By Abby Geverdt
Contributing Writer

Is your morning ever ruined at 10 a.m. when you walk into chapel and hear the organ playing?

I totally get it. Sometimes I would rather sing “Your Love Never Fails” than that song about an Ebenezer. We as young people tend to enjoy the current and popular songs, and there is absolutely nothing wrong with that. 

But lately, what’s become strikingly obvious to me is my generation’s shallow knowledge of hymns. And I’m not just saying that we don’t remember the words (although that’s important).

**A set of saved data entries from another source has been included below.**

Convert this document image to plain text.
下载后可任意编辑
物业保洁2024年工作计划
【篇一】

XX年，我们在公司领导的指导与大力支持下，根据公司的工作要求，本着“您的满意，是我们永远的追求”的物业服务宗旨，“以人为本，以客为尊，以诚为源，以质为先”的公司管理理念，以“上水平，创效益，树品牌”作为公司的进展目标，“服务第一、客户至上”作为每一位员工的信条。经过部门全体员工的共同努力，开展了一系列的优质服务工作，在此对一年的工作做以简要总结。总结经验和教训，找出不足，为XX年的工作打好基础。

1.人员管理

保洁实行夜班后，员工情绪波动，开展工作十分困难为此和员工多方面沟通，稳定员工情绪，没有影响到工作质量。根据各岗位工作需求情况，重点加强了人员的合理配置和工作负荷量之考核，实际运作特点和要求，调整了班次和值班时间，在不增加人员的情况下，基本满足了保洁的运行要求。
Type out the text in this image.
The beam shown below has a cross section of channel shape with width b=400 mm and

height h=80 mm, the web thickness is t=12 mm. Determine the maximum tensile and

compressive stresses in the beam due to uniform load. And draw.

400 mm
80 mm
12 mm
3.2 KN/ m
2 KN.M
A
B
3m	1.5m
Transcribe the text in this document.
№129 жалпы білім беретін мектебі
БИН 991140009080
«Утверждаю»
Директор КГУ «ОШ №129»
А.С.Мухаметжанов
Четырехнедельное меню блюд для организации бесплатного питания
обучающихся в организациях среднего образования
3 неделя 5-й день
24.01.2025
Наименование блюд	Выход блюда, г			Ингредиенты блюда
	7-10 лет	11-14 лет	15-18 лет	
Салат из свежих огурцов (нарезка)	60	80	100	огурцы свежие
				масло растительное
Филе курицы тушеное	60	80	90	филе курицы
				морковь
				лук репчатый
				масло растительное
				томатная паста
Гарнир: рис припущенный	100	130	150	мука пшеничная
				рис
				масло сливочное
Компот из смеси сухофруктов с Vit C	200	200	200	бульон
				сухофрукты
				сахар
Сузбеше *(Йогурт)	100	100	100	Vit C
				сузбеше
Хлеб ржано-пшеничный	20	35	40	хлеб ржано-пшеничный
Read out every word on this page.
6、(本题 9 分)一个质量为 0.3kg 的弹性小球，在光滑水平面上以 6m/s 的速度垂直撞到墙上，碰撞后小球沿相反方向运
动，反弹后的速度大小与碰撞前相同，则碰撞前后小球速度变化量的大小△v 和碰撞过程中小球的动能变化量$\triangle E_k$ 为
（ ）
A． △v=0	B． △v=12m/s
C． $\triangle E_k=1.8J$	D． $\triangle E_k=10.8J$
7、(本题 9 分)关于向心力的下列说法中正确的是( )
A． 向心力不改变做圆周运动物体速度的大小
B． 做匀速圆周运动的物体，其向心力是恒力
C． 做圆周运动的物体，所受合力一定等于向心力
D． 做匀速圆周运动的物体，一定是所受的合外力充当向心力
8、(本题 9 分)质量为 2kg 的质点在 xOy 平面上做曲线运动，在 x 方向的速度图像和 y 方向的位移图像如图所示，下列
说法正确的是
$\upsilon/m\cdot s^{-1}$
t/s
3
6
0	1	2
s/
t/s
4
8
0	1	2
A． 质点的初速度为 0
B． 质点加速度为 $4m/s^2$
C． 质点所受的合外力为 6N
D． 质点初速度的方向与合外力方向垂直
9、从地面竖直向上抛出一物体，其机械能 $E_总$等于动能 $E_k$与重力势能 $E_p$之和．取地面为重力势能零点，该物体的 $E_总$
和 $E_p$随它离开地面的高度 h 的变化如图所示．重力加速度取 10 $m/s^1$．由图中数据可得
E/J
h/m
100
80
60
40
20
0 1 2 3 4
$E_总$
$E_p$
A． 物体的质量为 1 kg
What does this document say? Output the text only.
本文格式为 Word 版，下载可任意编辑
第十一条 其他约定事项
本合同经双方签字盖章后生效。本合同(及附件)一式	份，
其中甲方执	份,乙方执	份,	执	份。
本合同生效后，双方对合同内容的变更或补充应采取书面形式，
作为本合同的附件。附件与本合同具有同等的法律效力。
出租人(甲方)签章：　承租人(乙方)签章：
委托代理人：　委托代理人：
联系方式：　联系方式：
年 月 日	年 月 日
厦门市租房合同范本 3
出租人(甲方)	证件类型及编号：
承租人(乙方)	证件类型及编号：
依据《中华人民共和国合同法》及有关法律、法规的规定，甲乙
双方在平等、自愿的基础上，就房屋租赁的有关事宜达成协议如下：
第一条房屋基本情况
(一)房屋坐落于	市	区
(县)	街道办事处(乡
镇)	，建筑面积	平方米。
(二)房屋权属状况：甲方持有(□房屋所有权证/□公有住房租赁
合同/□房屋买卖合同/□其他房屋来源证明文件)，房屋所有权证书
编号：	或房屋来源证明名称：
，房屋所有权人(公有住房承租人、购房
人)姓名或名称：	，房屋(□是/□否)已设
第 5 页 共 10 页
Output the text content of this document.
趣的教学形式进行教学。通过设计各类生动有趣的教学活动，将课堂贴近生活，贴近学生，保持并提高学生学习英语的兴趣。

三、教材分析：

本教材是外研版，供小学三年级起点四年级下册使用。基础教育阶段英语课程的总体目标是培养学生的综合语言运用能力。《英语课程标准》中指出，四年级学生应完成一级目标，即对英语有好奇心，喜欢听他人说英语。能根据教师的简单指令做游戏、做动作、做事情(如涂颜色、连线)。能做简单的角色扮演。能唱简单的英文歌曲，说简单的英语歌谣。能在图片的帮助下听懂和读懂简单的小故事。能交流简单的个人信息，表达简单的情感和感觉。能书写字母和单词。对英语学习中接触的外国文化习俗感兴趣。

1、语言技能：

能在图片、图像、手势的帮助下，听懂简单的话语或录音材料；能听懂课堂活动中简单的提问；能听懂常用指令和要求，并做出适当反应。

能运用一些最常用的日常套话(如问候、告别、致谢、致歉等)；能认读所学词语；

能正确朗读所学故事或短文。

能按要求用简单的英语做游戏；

You can read every book there is, and you can listen to every sermon you can get your hands on, but when it comes to worshipping God, hymns hit the mark. They hold firm, theological truths like no other medium in history ever has (other than the Bible – that’s a biggie).

I know that’s a bold statement. A.W. Tozer, a widely influential 20th century pastor, said, “After the Bible, the next most valuable book for the Christian is a good hymnal. Let any young Christian spend a year prayerfully meditating on the hymns of Watts and Wesley alone, and he will become a fine theologian.” 

When I heard this quote, I decided to try it out. You know, actually read a hymnal like a book.

So I bought one at a thrift store, stationed myself in a local coffee shop and started to read through it. Doing so in a public space was a mistake, in retrospect, because I began to sob my face off. Makeup was useless. I’m sure it was a spectacle. 

But, in that moment, I was completely floored. I was reading specifically about the crucifixion, labeled “his passion” at the top of the page. It was so raw and eloquent. What I read was my faith wrapped up in a book of 513 hymns, written by a bunch of men who are two or three centuries old. There was no fluff. 

And as I read through several other topics (his love and fatherhood, his abiding presence, his coming glory, to name a few), I became so small in light of the holiness of Christ. Jesus was magnified in that coffee shop. And, guys, that’s what good theology and good worship is supposed to do: it’s supposed to glorify God above all else. That’s the stellar theology aspect of hymns. 

There’s also the singing aspect of hymns. St. Augustine of Hippo (yes, Hippo) is credited with saying that “he who sings prays twice.” There’s something about singing that actively involves our hearts in a way that simply reciting a prayer does not achieve.

Don’t get me wrong – God hears both and loves both and acts in response to both. But when we sing, we automatically engage our hearts. When we sing hymns, we’re engaging our hearts with our theology. That, dear people, is some powerful stuff. 

So the next time you walk into Hughes Auditorium and the organ is playing, get excited. Dance around. Do a jig. If hymns still feel archaic to you, there are some fantastic bands out there like Page CXVI, Ascend the Hill and Benjamin Dunn that do a lovely job at modernizing our old favorites. 

But whatever you do, sing those hymns.